I'm realizing at times how terrified I really am.  As much as J has lost a husband and gained a sister, so I have lost a wife and gained a sister just the same.  It's an "out of control" sensation that has me feeling my life has gotten ahead of me....that I have started this train rolling and, when I am not aware of it, all is fine.  That moment that I sense that I am moving and how far I have come gives rise to me looking ahead and realizing where I must be going.  It's terrifying as much as it is amazing and spectacular.  I feel very whole as a woman, in a way that is completely unexplainable without having a personal frame of reference as I have had for the first 45 years of my life.  Yet, although I feel whole, there are so many times that I feel utterly alone.  I don't mean the type of lonesomeness that requires a girlfriend or a boyfriend.  No.  This is a type of loneliness within a sense of one's own self.  I am the master of my own ship and I sail it forward....yet it is my ship unto myself.  Although others may see it, may come aboard for a time, they have not sailed with me for life;  have not experienced the emotions, scars and the thoughts which I alone bear.  Sometimes I just become perceptive of that fact, that I am sailing forward on my own, and it overpowers me, as it did in a huge way for me now.

My identity; who I am as a person, is clear to me.....and in ways that it never was for so many long years.  That frightens me as much as it begs me to leap forward.    How often do we spend our entire lives trying to please others, to be what others want, need, desire or expect us to be? My mother lost her own sense of individuality and identity in being the person my dad needed her to be. I have known countless women who have struggled with losing themselves to their responsibilities, their relationships, their family at the loss and sacrifice of their own sense of self. I see, in renewed clarity this morning, the life my mom never lived because she lived for us. I see her struggle through my own eyes as I come to realize, after 49 years on this planet, that I am only just now coming to find my own identity and my own sense of unique self. Why does it have to take a lifetime for some to come to this point and to break free? I think the answer is simple. "We are the ones who attempt to live our own lives through the sacrifices we make to give to others, to our families and to our loved ones". Unfortunately, in the long term, this leads to regret. My mother, who knew I was transgender, knew I was transitioning as a woman and had seen me in pictures as a woman, was always my staunch supporter. She always knew from my early years that I was not an average boy. In one of the last sentences my mother remarked to me, she said, "I wanted YOU to have a good life. I'm very proud of who you've become". Unfortunately she never "became" herself. Never let your identity become a shadow of someone else's life. It will be a day of silently apathetic regret to come to the end of one's life and know one has not fully lived.

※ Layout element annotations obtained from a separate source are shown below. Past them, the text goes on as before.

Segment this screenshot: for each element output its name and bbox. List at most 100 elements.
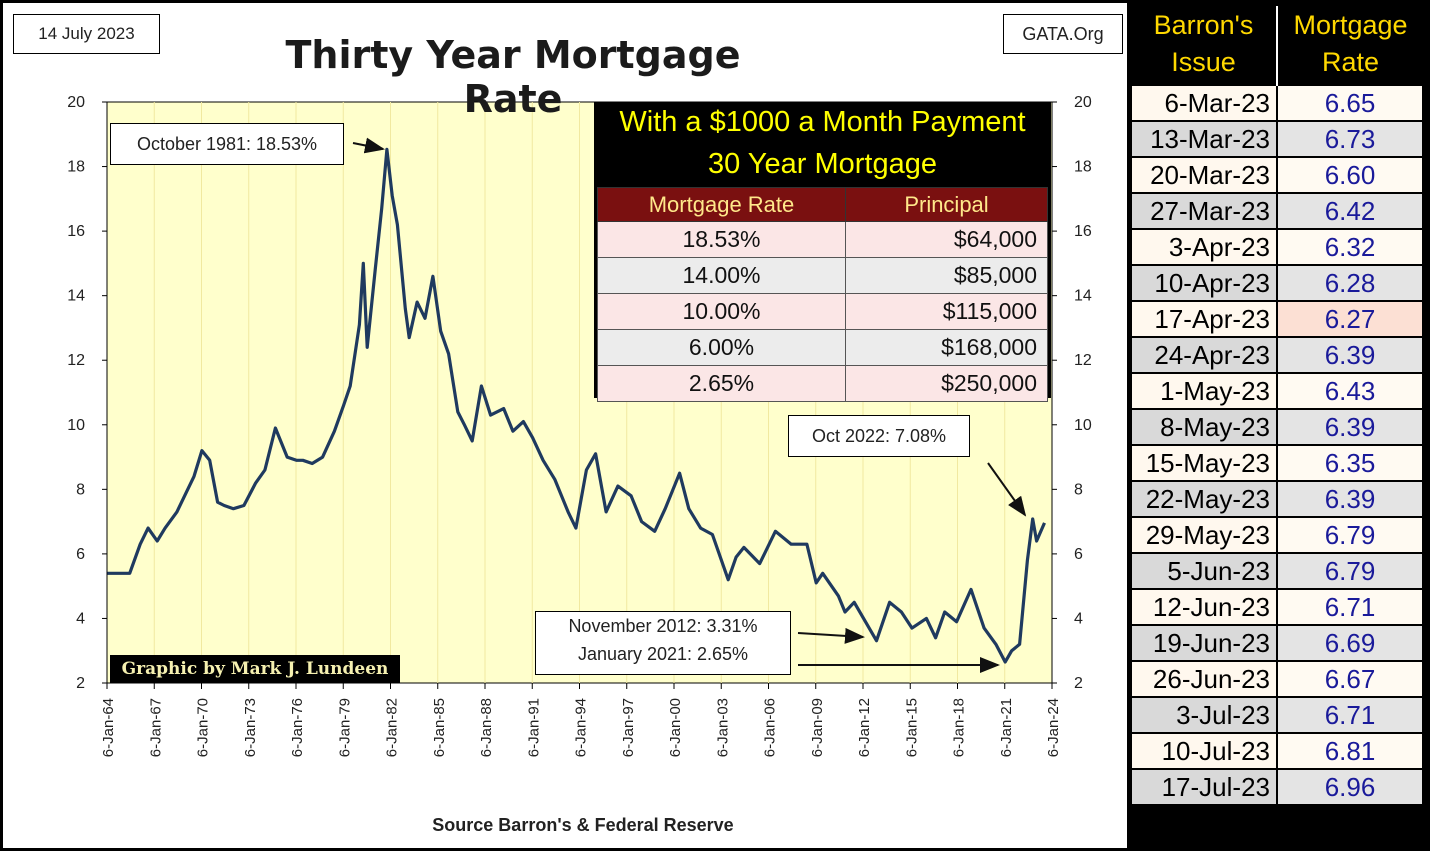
y-tick-label-right: 10 (1074, 417, 1092, 434)
site-label: GATA.Org (1003, 14, 1123, 54)
inset-row: 14.00% $85,000 (597, 257, 1048, 294)
x-tick-label: 6-Jan-64 (100, 698, 117, 757)
x-tick-label: 6-Jan-15 (903, 698, 920, 757)
issue-date: 8-May-23 (1130, 408, 1278, 446)
rate-value: 6.81 (1276, 732, 1424, 770)
y-tick-label-right: 8 (1074, 481, 1083, 498)
rate-value: 6.60 (1276, 156, 1424, 194)
inset-principal: $85,000 (845, 257, 1048, 294)
issue-date: 3-Apr-23 (1130, 228, 1278, 266)
y-tick-label-right: 12 (1074, 352, 1092, 369)
chart-title: Thirty Year Mortgage Rate (285, 33, 741, 121)
inset-table: Mortgage Rate Principal 18.53% $64,000 14.… (597, 187, 1048, 402)
rate-value: 6.42 (1276, 192, 1424, 230)
rate-value: 6.71 (1276, 696, 1424, 734)
inset-header-principal: Principal (845, 187, 1048, 222)
y-tick-label-right: 14 (1074, 288, 1092, 305)
issue-date: 10-Jul-23 (1130, 732, 1278, 770)
y-tick-label: 18 (67, 159, 85, 176)
rate-series-line (107, 147, 1046, 664)
rate-row: 29-May-23 6.79 (1130, 516, 1424, 554)
rate-value: 6.32 (1276, 228, 1424, 266)
y-tick-label-right: 6 (1074, 546, 1083, 563)
low-annotation-2012: November 2012: 3.31% (568, 616, 758, 636)
issue-date: 15-May-23 (1130, 444, 1278, 482)
issue-date: 1-May-23 (1130, 372, 1278, 410)
rate-value: 6.67 (1276, 660, 1424, 698)
inset-principal: $168,000 (845, 329, 1048, 366)
y-tick-label-right: 18 (1074, 159, 1092, 176)
rate-value: 6.96 (1276, 768, 1424, 806)
y-tick-label: 4 (76, 610, 85, 627)
recent-annotation: Oct 2022: 7.08% (788, 415, 970, 457)
y-tick-label: 12 (67, 352, 85, 369)
annotation-arrow (797, 627, 865, 644)
x-tick-label: 6-Jan-82 (384, 698, 401, 757)
issue-header: Barron's Issue (1131, 6, 1278, 85)
x-tick-label: 6-Jan-85 (431, 698, 448, 757)
x-tick-label: 6-Jan-70 (195, 698, 212, 757)
x-tick-label: 6-Jan-03 (714, 698, 731, 757)
inset-rate: 18.53% (597, 221, 846, 258)
y-tick-label: 14 (67, 288, 85, 305)
rate-row: 8-May-23 6.39 (1130, 408, 1424, 446)
x-tick-label: 6-Jan-18 (951, 698, 968, 757)
rate-row: 6-Mar-23 6.65 (1130, 84, 1424, 122)
inset-rate: 10.00% (597, 293, 846, 330)
rate-row: 19-Jun-23 6.69 (1130, 624, 1424, 662)
issue-date: 17-Apr-23 (1130, 300, 1278, 338)
inset-rate: 2.65% (597, 365, 846, 402)
inset-row: 6.00% $168,000 (597, 329, 1048, 366)
inset-row: 18.53% $64,000 (597, 221, 1048, 258)
rate-row: 27-Mar-23 6.42 (1130, 192, 1424, 230)
rate-row: 17-Jul-23 6.96 (1130, 768, 1424, 806)
x-tick-label: 6-Jan-00 (667, 698, 684, 757)
issue-date: 17-Jul-23 (1130, 768, 1278, 806)
rate-value: 6.35 (1276, 444, 1424, 482)
y-tick-label-right: 2 (1074, 675, 1083, 692)
inset-row: 2.65% $250,000 (597, 365, 1048, 402)
y-tick-label: 10 (67, 417, 85, 434)
issue-date: 24-Apr-23 (1130, 336, 1278, 374)
rate-row: 24-Apr-23 6.39 (1130, 336, 1424, 374)
credit-label: Graphic by Mark J. Lundeen (110, 655, 400, 683)
y-tick-label: 16 (67, 223, 85, 240)
inset-principal: $250,000 (845, 365, 1048, 402)
rate-value: 6.28 (1276, 264, 1424, 302)
issue-date: 20-Mar-23 (1130, 156, 1278, 194)
rate-value: 6.39 (1276, 408, 1424, 446)
inset-header-rate: Mortgage Rate (597, 187, 846, 222)
rate-value: 6.65 (1276, 84, 1424, 122)
rate-value: 6.39 (1276, 480, 1424, 518)
date-stamp: 14 July 2023 (13, 14, 160, 54)
x-tick-label: 6-Jan-94 (573, 698, 590, 757)
rate-value: 6.71 (1276, 588, 1424, 626)
rate-header: Mortgage Rate (1293, 10, 1408, 77)
rate-value: 6.79 (1276, 552, 1424, 590)
y-tick-label: 20 (67, 94, 85, 111)
issue-date: 10-Apr-23 (1130, 264, 1278, 302)
y-tick-label: 6 (76, 546, 85, 563)
rate-row: 5-Jun-23 6.79 (1130, 552, 1424, 590)
y-tick-label: 2 (76, 675, 85, 692)
annotation-arrow (987, 462, 1027, 517)
rate-row: 10-Apr-23 6.28 (1130, 264, 1424, 302)
x-tick-label: 6-Jan-76 (289, 698, 306, 757)
issue-date: 29-May-23 (1130, 516, 1278, 554)
inset-principal: $64,000 (845, 221, 1048, 258)
y-tick-label: 8 (76, 481, 85, 498)
issue-date: 6-Mar-23 (1130, 84, 1278, 122)
x-tick-label: 6-Jan-21 (998, 698, 1015, 757)
y-tick-label-right: 4 (1074, 610, 1083, 627)
issue-date: 27-Mar-23 (1130, 192, 1278, 230)
payment-inset: With a $1000 a Month Payment 30 Year Mor… (594, 102, 1051, 402)
x-tick-label: 6-Jan-09 (809, 698, 826, 757)
issue-date: 22-May-23 (1130, 480, 1278, 518)
rate-value: 6.69 (1276, 624, 1424, 662)
rate-row: 13-Mar-23 6.73 (1130, 120, 1424, 158)
issue-date: 26-Jun-23 (1130, 660, 1278, 698)
weekly-rate-table: Barron's Issue Mortgage Rate 6-Mar-23 6.6… (1130, 6, 1424, 806)
x-tick-label: 6-Jan-06 (762, 698, 779, 757)
issue-date: 19-Jun-23 (1130, 624, 1278, 662)
issue-date: 12-Jun-23 (1130, 588, 1278, 626)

“But I have lived, and have not lived in vain: My mind may lose its force, my blood its fire, And my frame perish even in conquering pain; But there is that within me which shall tire Torture and Time, and breathe when I expire; Something unearthly, which they deem not of, Like the remember'd tone of a mute lyre, Shall on their soften'd spirits sink, and move In hearts all rocky now the late remorse of love.”
― Lord Byron


I'm OK.  I'm better than OK.  I'm going to be alright.  I had turned my back, ignoring what was ahead of my ship sailing forward on this sea and continued to look instead behind me at where I had been.  In so doing, I was hit by a wave unseen and of immense size across the bow.  The damage was minimal and the wave has passed.  An eerily quiet calmness fills in around me on a still sea now in its wake.  There is much yet to explore on my voyage.  The sail, luffing in the quiescence of still air after this storm, fills once again with the breath of life.  She is under sail and moving again, into waters unknown and adventures yet unseen.  May the friends she chooses as her crew be there for her as she is for them.  Even the captain of her own boat sometimes needs guidance.